Polskie czołgi w Ukrainie. T‑72M1 i T‑72M1R zmierzają na front

W sieci zaczęły pojawiać się nagrania pokazujące czołgi T-72M1 i T-72M1R, które Polska przekazała Ukrainie. Maszyny zmierzają na front, gdzie mogą odegrać ważną rolę w walkach z rosyjskim okupantem.

Czołg T-72 - zdjęcie ilustracyjne
Czołg T-72 - zdjęcie ilustracyjne
Źródło zdjęć: © Getty Images | Peter Topp Engelsted Jonasen
Karolina Modzelewska

02.05.2022 | aktual.: 02.05.2022 13:06

Zalogowani mogą więcej

Możesz zapisać ten artykuł na później. Znajdziesz go potem na swoim koncie użytkownika

W mediach społecznościowych pojawiają się pierwsze nagrania pokazujące niektóre z ponad 230 czołgów, przekazanych przez Polskę Ukrainie. To czołgi T-72M1 i T-72M1R, które, jak zaznacza na Twitterze Ukraine Weapons Tracker, "są gorsze (zwłaszcza M1) od większości rosyjskich czołgów, szczególnie pod względem ochrony, ale nadal mogą odgrywać ważną rolę w przyszłych walkach.

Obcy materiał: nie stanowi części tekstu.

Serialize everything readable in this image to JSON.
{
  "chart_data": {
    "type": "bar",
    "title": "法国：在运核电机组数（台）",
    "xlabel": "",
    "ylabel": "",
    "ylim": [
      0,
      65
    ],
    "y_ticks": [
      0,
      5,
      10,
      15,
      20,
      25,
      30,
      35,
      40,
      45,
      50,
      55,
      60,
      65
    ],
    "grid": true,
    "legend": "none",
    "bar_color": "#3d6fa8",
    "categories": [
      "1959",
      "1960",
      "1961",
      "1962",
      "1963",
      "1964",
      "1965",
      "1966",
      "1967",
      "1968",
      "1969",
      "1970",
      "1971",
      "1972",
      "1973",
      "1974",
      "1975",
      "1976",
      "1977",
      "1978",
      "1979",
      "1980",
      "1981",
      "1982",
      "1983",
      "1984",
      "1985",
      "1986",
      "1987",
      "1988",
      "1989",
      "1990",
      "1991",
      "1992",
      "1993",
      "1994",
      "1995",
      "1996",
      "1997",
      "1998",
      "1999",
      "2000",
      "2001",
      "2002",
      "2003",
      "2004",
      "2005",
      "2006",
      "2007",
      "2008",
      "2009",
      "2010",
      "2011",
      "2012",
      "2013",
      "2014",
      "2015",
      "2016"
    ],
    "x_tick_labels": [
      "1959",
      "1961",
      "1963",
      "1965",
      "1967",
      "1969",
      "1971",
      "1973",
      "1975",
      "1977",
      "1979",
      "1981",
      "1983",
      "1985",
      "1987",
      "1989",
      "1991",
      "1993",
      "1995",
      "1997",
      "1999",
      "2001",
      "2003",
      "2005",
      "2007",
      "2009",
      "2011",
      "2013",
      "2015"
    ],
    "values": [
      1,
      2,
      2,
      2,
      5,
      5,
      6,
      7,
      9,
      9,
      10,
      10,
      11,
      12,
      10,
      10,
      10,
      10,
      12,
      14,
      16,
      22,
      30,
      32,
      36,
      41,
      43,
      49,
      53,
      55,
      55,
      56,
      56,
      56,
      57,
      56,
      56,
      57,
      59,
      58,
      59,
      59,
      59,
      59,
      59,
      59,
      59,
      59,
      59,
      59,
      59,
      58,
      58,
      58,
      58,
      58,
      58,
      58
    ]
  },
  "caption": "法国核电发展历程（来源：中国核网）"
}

Z nieoficjalnych informacji wynika, że czołgi kierowane są na front w Donbasie. Nagranie można obejrzeć poniżej.

Polskie czołgi w Ukrainie

T-72M1 i T-72M1R to czołgi radzieckiej produkcji, której do tej pory były na wyposażeniu Wojska Polskiego. T-72M1 to czołg podstawowy II generacji, a T-72M1R stanowi jego polską modyfikację. T-72M1 to maszyna ważąca 41,5 tony, która na swoim pokładzie pomieści 3-osobową załogę. Posiada wielowarstwowy pancerz czołowy, a jej wymiary to: długość – 9,53 m, szerokość – 3,46 m i wysokość – 2,37 m.

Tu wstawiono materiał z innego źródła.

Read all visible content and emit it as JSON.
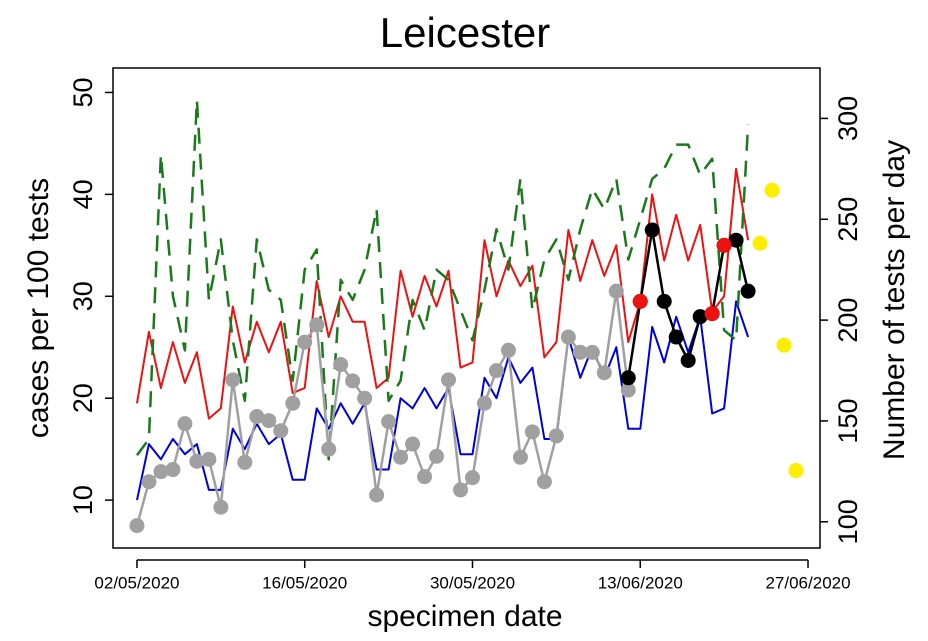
{
  "chart_data": {
    "type": "line",
    "title": "Leicester",
    "xlabel": "specimen date",
    "ylabel": "cases per 100 tests",
    "y2label": "Number of tests per day",
    "x": [
      "02/05/2020",
      "03/05/2020",
      "04/05/2020",
      "05/05/2020",
      "06/05/2020",
      "07/05/2020",
      "08/05/2020",
      "09/05/2020",
      "10/05/2020",
      "11/05/2020",
      "12/05/2020",
      "13/05/2020",
      "14/05/2020",
      "15/05/2020",
      "16/05/2020",
      "17/05/2020",
      "18/05/2020",
      "19/05/2020",
      "20/05/2020",
      "21/05/2020",
      "22/05/2020",
      "23/05/2020",
      "24/05/2020",
      "25/05/2020",
      "26/05/2020",
      "27/05/2020",
      "28/05/2020",
      "29/05/2020",
      "30/05/2020",
      "31/05/2020",
      "01/06/2020",
      "02/06/2020",
      "03/06/2020",
      "04/06/2020",
      "05/06/2020",
      "06/06/2020",
      "07/06/2020",
      "08/06/2020",
      "09/06/2020",
      "10/06/2020",
      "11/06/2020",
      "12/06/2020",
      "13/06/2020",
      "14/06/2020",
      "15/06/2020",
      "16/06/2020",
      "17/06/2020",
      "18/06/2020",
      "19/06/2020",
      "20/06/2020",
      "21/06/2020",
      "22/06/2020",
      "23/06/2020",
      "24/06/2020",
      "25/06/2020",
      "26/06/2020"
    ],
    "xlim": [
      "30/04/2020",
      "28/06/2020"
    ],
    "xticks": [
      "02/05/2020",
      "16/05/2020",
      "30/05/2020",
      "13/06/2020",
      "27/06/2020"
    ],
    "ylim": [
      5.3,
      52.4
    ],
    "yticks": [
      10,
      20,
      30,
      40,
      50
    ],
    "y2lim": [
      87,
      325
    ],
    "y2ticks": [
      100,
      150,
      200,
      250,
      300
    ],
    "series": [
      {
        "color": "#0000dd",
        "style": "line",
        "values": [
          10,
          15.5,
          14,
          16,
          14.5,
          15.5,
          11,
          11,
          17,
          15,
          17.5,
          15.5,
          16.5,
          12,
          12,
          19,
          17,
          19.5,
          17.5,
          19.5,
          13,
          13,
          20,
          19,
          21,
          19,
          21,
          14.5,
          14.5,
          22,
          20,
          24,
          21.5,
          23,
          16,
          16,
          26,
          22,
          25,
          22,
          25,
          17,
          17,
          27,
          23.5,
          28,
          24.5,
          28,
          18.5,
          19,
          29.5,
          26,
          null,
          null,
          null,
          null
        ]
      },
      {
        "color": "#ee1111",
        "style": "line",
        "values": [
          19.5,
          26.5,
          21,
          25.5,
          21.5,
          24.5,
          18,
          19,
          29,
          23.5,
          27.5,
          24.5,
          27.5,
          20.5,
          21,
          31.5,
          26,
          30,
          27.5,
          27.5,
          21,
          22,
          32.5,
          28,
          32,
          29,
          32.5,
          23,
          23.5,
          35.5,
          30,
          33.5,
          31,
          33,
          24,
          25.5,
          36.5,
          31.5,
          35.5,
          32,
          35,
          25.5,
          29.5,
          40,
          33.5,
          38,
          33.5,
          37,
          28.5,
          30,
          42.5,
          35.5,
          null,
          null,
          null,
          null
        ]
      },
      {
        "color": "#1a7a1a",
        "style": "dashed",
        "axis": "y2",
        "values": [
          133,
          141,
          282,
          212,
          185,
          309,
          210,
          240,
          190,
          160,
          240,
          215,
          210,
          170,
          225,
          235,
          131,
          220,
          210,
          225,
          255,
          160,
          170,
          210,
          195,
          225,
          220,
          205,
          190,
          215,
          245,
          225,
          270,
          205,
          230,
          240,
          220,
          245,
          265,
          255,
          270,
          230,
          250,
          270,
          275,
          287,
          287,
          272,
          280,
          195,
          190,
          297,
          null,
          null,
          null,
          null
        ]
      },
      {
        "color": "#a0a0a0",
        "style": "line+points",
        "values": [
          7.5,
          11.8,
          12.8,
          13,
          17.5,
          13.8,
          14,
          9.3,
          21.8,
          13.7,
          18.2,
          17.8,
          16.8,
          19.5,
          25.5,
          27.2,
          15,
          23.3,
          21.7,
          20,
          10.5,
          17.7,
          14.2,
          15.5,
          12.3,
          14.3,
          21.8,
          11,
          12.2,
          19.5,
          22.7,
          24.7,
          14.2,
          16.7,
          11.8,
          16.3,
          26,
          24.5,
          24.5,
          22.5,
          30.5,
          20.8,
          null,
          null,
          null,
          null,
          null,
          null,
          null,
          null,
          null,
          null,
          null,
          null,
          null,
          null
        ]
      },
      {
        "color": "#000000",
        "style": "line+points",
        "values": [
          null,
          null,
          null,
          null,
          null,
          null,
          null,
          null,
          null,
          null,
          null,
          null,
          null,
          null,
          null,
          null,
          null,
          null,
          null,
          null,
          null,
          null,
          null,
          null,
          null,
          null,
          null,
          null,
          null,
          null,
          null,
          null,
          null,
          null,
          null,
          null,
          null,
          null,
          null,
          null,
          null,
          22,
          29.5,
          36.5,
          29.5,
          26,
          23.7,
          28,
          28.3,
          35,
          35.5,
          30.5,
          null,
          null,
          null,
          null
        ]
      },
      {
        "color": "#ee1111",
        "style": "points",
        "values": [
          null,
          null,
          null,
          null,
          null,
          null,
          null,
          null,
          null,
          null,
          null,
          null,
          null,
          null,
          null,
          null,
          null,
          null,
          null,
          null,
          null,
          null,
          null,
          null,
          null,
          null,
          null,
          null,
          null,
          null,
          null,
          null,
          null,
          null,
          null,
          null,
          null,
          null,
          null,
          null,
          null,
          null,
          29.5,
          null,
          null,
          null,
          null,
          null,
          28.3,
          35,
          null,
          null,
          null,
          null,
          null,
          null
        ]
      },
      {
        "color": "#ffee00",
        "style": "points",
        "values": [
          null,
          null,
          null,
          null,
          null,
          null,
          null,
          null,
          null,
          null,
          null,
          null,
          null,
          null,
          null,
          null,
          null,
          null,
          null,
          null,
          null,
          null,
          null,
          null,
          null,
          null,
          null,
          null,
          null,
          null,
          null,
          null,
          null,
          null,
          null,
          null,
          null,
          null,
          null,
          null,
          null,
          null,
          null,
          null,
          null,
          null,
          null,
          null,
          null,
          null,
          null,
          null,
          35.2,
          40.4,
          25.2,
          12.9
        ]
      }
    ]
  }
}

Czołg T-72M1 wyposażono w silnik wielopaliwowy W-46 o mocy 580 kW (780 KM). Może poruszać się z maksymalną prędkością 60 km/h w przypadku utwardzanych dróg i 40 km/h w terenie, a jego zasięg wynosi 450 km (600 km z dodatkowymi zbiornikami paliwa). W uzbrojeniu tej maszyny znajduje się armata gładkolufowa 125 mm, sprzężony z armatą karabin maszynowy PKT kal. 7,62 mm, przeciwlotniczy karabin maszynowy NSW kal. 12,7 mm, a także 8 wyrzutni granatów dymnych 902B kal. 82 mm.

Model T-72M1R to polska modyfikacja czołgu T-72M1. Wprowadzone zmiany dotyczyły m.in. systemu kierowania ogniem, a także systemów obserwacji i łączności. W T-72M1R zainstalowano nowe układy zasilania z bateriami buforowymi oraz pasywną optoelektronikę dla kierowcy i dowódcy, oraz kamerę termowizyjną III generacji KLW-1 Asteria. W T-72M1R wykorzystano również cyfrowy interkom oraz zewnętrzny system łączności, zintegrowany z systemem zarządzania polem walki BMS.